A Residence in France During the Years 1792, 1793, 1794 and 1795, Part IV., 1795 eBook

This eBook from the Gutenberg Project consists of approximately 105 pages of information about A Residence in France During the Years 1792, 1793, 1794 and 1795, Part IV., 1795.

A Residence in France During the Years 1792, 1793, 1794 and 1795, Part IV., 1795 eBook

This eBook from the Gutenberg Project consists of approximately 105 pages of information about A Residence in France During the Years 1792, 1793, 1794 and 1795, Part IV., 1795.
* The Report of Courtois on Robespierre’s papers, though very able, is an instance of the pedantry I have often remarked as so peculiar to the French, even when they are not deficient in talents.  It seems to be an abstract of all the learning, ancient and modern, that Courtois was possessed of.  I have the book before me, and have selected the following list of persons and allusions; many of which are indeed of so little use or ornament to their stations in this speech, that one would have thought even a republican requisition could not have brought them there: 
“Sampson, Dalila, Philip, Athens, Sylla, the Greeks and Romans, Brutus, Lycurgus, Persepolis, Sparta, Pulcheria, Cataline, Dagon, Anicius, Nero, Babel, Tiberius, Caligula, Augustus, Antony, Lepidus, the Manicheans, Bayle and Galileo, Anitus, Socrates, Demosthenes, Eschinus, Marius, Busiris, Diogenes, Caesar, Cromwell, Constantine, the Labarum, Domitius, Machiavel, Thraseas, Cicero, Cato, Aristophanes, Riscius, Sophocles, Euripides, Tacitus, Sydney, Wisnou, Possidonius, Julian, Argus, Pompey, the Teutates, Gainas, Areadius, Sinon, Asmodeus, Salamanders, Anicetus, Atreus, Thyestus, Cesonius, Barca and Oreb, Omar and the Koran, Ptolomy Philadelphus, Arimanes, Gengis, Themuginus, Tigellinus, Adrean, Cacus, the Fates, Minos and Rhadamanthus,” &c. &c.  Rapport de Courtois su les Papiers de Robespierre.

After several skirmishes between the Jacobins and Muscadins, the bust of Marat has been expelled from the theatres and public places of Paris, and the Convention have ratified this popular judgment, by removing him also from their Hall and the Pantheon.  But reflecting on the frailty of our nature, and the levity of their countrymen, in order to obviate the disorders these premature beatifications give rise to, they have decreed that no patriot shall in future by Pantheonized until ten years after his death.  This is no long period; yet revolutionary reputations have hitherto scarcely survived as many months, and the puerile enthusiasm which is adopted, not felt, has been usually succeeded by a violence and revenge equally irrational.

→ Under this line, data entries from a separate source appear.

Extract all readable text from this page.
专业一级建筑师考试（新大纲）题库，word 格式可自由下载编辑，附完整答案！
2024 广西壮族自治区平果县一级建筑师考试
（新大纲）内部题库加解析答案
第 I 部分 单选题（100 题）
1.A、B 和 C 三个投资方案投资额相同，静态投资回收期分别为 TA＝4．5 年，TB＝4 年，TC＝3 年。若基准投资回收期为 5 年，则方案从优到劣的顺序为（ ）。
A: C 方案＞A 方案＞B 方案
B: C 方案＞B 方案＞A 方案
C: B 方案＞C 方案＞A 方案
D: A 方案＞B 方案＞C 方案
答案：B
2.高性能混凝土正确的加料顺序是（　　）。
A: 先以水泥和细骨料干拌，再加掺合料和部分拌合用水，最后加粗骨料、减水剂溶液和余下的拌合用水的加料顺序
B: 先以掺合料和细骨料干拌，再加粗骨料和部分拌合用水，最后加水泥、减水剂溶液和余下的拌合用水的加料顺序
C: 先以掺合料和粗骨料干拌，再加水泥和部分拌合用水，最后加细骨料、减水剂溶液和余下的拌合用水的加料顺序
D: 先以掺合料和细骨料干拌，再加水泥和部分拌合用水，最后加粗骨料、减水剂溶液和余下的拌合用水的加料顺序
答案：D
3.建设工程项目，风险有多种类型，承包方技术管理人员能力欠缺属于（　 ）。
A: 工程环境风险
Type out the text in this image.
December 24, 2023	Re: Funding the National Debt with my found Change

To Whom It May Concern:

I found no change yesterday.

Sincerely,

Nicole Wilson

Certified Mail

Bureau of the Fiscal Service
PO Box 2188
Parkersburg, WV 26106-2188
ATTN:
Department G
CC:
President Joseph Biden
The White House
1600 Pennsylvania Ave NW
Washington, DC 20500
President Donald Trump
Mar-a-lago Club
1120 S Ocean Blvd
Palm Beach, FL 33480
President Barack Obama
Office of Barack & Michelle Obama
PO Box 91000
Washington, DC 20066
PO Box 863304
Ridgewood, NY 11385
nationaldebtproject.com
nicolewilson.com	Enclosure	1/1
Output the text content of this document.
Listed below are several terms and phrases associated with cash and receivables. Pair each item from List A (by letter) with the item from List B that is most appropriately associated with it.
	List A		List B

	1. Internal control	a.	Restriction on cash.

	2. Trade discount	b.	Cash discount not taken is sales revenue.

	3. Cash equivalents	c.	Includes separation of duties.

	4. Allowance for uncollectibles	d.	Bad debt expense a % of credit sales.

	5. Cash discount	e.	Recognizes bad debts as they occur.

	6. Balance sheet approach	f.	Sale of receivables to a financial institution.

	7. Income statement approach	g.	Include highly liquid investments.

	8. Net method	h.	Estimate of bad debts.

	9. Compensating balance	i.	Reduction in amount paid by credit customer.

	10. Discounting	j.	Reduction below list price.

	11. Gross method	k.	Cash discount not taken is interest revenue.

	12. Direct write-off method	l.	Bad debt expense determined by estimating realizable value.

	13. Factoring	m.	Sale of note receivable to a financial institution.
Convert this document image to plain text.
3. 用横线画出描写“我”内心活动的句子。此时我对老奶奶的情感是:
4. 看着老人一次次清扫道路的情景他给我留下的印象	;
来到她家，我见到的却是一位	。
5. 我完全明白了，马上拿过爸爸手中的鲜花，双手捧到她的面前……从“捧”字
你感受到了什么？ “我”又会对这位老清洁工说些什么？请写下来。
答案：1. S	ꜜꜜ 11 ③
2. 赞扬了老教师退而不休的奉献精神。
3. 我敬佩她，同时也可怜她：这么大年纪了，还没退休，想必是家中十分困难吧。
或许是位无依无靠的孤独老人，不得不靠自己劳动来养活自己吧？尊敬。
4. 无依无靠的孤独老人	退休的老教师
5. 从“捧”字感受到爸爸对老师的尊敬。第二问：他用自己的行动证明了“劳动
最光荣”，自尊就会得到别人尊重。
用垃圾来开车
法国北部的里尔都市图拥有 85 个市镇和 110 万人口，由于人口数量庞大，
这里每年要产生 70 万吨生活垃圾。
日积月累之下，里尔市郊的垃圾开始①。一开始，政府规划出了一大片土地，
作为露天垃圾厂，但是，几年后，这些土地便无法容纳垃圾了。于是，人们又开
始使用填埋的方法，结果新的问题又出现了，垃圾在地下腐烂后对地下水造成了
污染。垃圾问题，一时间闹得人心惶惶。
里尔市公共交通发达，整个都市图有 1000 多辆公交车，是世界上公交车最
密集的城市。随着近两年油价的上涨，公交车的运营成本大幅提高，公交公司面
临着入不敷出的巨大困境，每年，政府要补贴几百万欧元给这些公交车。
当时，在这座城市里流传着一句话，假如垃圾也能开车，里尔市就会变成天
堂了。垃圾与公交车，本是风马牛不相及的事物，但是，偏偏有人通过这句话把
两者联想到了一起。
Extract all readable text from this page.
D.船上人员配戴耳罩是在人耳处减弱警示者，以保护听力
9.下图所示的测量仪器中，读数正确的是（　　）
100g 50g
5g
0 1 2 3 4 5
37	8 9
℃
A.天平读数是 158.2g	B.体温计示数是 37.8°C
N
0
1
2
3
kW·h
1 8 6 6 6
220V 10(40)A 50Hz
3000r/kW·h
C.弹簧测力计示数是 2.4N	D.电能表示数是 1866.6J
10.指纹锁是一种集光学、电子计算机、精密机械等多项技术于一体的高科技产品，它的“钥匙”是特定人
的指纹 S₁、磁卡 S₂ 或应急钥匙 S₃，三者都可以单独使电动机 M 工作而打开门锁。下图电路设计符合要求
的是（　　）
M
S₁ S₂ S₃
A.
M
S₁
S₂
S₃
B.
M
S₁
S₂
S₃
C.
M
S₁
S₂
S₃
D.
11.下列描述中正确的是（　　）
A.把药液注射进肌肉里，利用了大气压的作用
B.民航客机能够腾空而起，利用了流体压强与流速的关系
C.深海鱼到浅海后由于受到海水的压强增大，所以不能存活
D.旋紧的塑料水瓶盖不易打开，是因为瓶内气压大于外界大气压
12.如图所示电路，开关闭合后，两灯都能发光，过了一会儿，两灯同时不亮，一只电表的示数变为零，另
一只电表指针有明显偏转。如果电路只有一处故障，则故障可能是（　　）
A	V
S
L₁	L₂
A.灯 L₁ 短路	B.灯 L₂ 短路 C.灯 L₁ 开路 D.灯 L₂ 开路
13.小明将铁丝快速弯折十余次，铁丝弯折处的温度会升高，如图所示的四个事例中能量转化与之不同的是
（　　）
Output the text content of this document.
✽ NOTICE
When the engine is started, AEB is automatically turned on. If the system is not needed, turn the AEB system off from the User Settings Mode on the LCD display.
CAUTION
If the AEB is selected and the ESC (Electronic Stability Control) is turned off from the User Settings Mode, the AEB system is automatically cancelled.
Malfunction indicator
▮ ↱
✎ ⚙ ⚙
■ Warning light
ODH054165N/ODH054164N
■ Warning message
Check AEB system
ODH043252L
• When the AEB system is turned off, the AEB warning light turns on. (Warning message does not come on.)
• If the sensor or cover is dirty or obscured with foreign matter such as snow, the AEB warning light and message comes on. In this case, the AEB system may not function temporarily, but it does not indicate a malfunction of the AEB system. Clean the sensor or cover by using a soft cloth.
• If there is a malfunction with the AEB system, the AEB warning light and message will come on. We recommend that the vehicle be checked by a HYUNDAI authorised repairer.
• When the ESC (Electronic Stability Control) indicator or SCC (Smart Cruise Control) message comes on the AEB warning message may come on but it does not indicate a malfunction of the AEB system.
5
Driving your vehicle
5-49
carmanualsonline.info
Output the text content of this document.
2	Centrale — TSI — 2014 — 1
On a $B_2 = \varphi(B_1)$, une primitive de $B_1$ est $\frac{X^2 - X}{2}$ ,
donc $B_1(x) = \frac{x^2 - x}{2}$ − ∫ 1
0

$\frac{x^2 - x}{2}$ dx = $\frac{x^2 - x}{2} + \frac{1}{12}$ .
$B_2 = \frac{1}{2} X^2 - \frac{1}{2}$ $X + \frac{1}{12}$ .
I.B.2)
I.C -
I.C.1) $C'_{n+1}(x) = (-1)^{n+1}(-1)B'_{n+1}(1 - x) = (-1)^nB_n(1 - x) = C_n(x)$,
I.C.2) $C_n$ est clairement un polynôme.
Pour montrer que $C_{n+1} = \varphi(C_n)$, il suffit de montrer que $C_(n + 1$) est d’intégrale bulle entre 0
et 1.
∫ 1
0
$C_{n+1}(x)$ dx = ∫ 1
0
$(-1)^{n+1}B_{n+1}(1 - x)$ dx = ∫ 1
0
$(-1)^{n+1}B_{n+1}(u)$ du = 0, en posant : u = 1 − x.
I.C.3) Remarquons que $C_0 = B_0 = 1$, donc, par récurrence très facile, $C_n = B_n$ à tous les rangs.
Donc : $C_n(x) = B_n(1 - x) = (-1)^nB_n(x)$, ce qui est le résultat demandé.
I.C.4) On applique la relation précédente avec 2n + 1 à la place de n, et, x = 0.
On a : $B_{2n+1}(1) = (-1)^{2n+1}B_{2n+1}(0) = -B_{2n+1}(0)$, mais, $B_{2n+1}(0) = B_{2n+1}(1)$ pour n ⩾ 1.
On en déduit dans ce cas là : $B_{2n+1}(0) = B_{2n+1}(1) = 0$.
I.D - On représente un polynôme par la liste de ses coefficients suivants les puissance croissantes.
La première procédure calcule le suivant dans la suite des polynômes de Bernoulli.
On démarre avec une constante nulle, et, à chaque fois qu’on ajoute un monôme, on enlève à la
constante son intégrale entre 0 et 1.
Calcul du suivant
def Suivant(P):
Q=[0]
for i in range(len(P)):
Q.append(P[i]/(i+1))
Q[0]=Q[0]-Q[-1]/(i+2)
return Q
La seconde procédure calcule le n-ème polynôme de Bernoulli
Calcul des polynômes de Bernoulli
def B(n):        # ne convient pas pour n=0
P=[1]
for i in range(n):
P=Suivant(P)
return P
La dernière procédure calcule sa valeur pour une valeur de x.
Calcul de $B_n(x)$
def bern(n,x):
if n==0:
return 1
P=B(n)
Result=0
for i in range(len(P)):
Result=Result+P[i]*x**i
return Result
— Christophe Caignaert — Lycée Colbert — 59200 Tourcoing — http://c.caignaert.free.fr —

It has lately been discovered that Condorcet is dead, and that he perished in a manner singularly awful.  Travelling under a mean appearance, he stopped at a public house to refresh himself, and was arrested in consequence of having no passport.  He told the people who examined him he was a servant, but a Horace, which they found about him, leading to a suspicion that he was of a superior rank, they determined to take him to the next town.  Though already exhausted, he was obliged to walk some miles farther, and, on his arrival, he was deposited in a prison, where he was forgotten, and starved to death.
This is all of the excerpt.